The case demonstrates how IP-driven business models can generate scalable value through digital innovation, moving beyond reliance on one-time cultural exports toward recurring revenue ecosystems built on data, licensing, and global content circulation.
The company’s integration of AI into entertainment mirrors Korea’s national push for creative-tech convergence industries, an area increasingly supported by both MSS (Ministry of SMEs and Startups) and KOCCA (Korea Creative Content Agency). These sectors are becoming pivotal in defining how Korean startups position themselves in global innovation networks — not only as content exporters, but as technology-powered IP creators.
For investors, Galaxy’s milestone reinforces the idea that Korean Enter-Tech startups can meet global capital standards while retaining cultural identity, a benchmark for future venture and policy models in Asia’s evolving entertainment-tech ecosystem.

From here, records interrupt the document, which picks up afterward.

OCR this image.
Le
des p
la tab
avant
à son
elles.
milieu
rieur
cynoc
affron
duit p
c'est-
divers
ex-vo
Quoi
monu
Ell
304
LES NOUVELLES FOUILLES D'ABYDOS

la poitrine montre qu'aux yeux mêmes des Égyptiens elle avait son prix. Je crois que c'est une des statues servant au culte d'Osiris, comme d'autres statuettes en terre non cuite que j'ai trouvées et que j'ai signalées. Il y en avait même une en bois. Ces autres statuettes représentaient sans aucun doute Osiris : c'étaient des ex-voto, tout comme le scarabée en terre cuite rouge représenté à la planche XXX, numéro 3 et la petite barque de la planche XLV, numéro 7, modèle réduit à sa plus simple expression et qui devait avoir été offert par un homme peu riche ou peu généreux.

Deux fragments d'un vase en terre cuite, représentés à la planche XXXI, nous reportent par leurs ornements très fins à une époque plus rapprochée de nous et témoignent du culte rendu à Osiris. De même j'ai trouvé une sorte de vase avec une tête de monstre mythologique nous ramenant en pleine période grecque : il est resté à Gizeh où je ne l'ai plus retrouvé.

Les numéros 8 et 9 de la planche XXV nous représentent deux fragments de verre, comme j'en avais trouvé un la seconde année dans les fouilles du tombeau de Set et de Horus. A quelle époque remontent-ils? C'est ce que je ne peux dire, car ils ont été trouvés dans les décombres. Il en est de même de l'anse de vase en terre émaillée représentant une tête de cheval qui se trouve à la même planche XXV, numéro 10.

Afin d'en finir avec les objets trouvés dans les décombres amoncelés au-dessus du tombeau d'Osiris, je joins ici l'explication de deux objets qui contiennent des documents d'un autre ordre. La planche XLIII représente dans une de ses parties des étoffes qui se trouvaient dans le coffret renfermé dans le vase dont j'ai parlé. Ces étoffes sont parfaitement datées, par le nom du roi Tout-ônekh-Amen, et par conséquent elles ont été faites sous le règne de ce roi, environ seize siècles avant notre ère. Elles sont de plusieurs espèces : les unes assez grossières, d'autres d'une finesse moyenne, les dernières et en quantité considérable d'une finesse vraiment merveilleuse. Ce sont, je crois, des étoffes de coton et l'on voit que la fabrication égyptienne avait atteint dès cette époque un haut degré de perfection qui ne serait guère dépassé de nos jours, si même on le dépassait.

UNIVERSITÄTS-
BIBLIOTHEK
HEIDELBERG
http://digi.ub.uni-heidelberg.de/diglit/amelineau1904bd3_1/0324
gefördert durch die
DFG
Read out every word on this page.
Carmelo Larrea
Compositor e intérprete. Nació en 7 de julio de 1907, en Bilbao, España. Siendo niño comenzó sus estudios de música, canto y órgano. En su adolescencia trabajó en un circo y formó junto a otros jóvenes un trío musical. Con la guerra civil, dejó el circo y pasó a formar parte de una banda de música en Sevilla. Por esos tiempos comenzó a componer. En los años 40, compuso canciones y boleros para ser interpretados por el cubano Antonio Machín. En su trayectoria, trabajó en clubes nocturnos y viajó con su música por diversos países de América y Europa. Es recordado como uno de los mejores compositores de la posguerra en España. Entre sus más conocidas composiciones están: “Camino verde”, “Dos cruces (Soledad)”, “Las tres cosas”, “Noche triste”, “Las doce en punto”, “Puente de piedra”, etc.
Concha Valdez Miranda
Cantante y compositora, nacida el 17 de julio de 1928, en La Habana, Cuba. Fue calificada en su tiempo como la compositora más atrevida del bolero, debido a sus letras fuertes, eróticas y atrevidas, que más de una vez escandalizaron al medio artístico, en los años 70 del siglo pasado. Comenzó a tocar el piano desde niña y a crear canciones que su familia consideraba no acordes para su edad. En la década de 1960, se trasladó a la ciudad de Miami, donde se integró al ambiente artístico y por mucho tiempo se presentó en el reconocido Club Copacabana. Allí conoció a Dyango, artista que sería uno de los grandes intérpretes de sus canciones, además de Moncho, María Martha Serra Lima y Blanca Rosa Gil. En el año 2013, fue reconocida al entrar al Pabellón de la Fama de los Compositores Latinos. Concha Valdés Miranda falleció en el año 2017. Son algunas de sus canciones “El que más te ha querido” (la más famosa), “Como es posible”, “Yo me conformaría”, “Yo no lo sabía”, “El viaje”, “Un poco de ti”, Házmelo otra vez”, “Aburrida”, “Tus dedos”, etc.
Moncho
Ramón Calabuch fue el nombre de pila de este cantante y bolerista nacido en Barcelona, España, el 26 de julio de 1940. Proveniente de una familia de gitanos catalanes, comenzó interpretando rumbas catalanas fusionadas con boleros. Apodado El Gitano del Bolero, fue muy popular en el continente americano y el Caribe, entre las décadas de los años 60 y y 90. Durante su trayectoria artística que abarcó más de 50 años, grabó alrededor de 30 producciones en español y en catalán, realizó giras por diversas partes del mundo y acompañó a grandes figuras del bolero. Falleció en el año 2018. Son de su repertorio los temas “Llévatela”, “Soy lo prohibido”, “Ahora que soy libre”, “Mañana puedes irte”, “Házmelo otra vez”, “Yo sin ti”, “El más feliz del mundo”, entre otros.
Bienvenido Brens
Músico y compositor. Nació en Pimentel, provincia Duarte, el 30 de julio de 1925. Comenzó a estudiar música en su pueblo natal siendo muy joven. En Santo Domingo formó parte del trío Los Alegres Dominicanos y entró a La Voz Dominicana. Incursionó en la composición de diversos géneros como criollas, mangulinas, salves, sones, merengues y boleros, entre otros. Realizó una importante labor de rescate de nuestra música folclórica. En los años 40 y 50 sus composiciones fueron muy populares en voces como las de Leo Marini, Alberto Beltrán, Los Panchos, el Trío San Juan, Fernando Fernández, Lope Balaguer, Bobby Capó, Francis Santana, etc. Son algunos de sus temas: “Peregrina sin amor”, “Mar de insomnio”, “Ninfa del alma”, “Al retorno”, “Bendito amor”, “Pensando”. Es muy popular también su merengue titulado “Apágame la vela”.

Galaxy Corporation: The Enter-Tech Unicorn Blueprint
Finally, beyond its valuation leap, this crucial unicorn milestone of Galaxy Corporation marks the formal arrival of Korea’s Enter-Tech sector as a global contender. The company’s blend of AI engineering, cultural IP, and scalable business modeling embodies a blueprint for how Korea’s creative economy can evolve into a sustainable, export-ready innovation field.
And as the line between media, commerce, and technology continues to blur, Galaxy’s success signals that Korea’s next unicorn wave may not emerge solely from deep-tech or manufacturing. It may come instead from the fusion of creativity and computation, where cultural intelligence becomes the new engine of global competitiveness.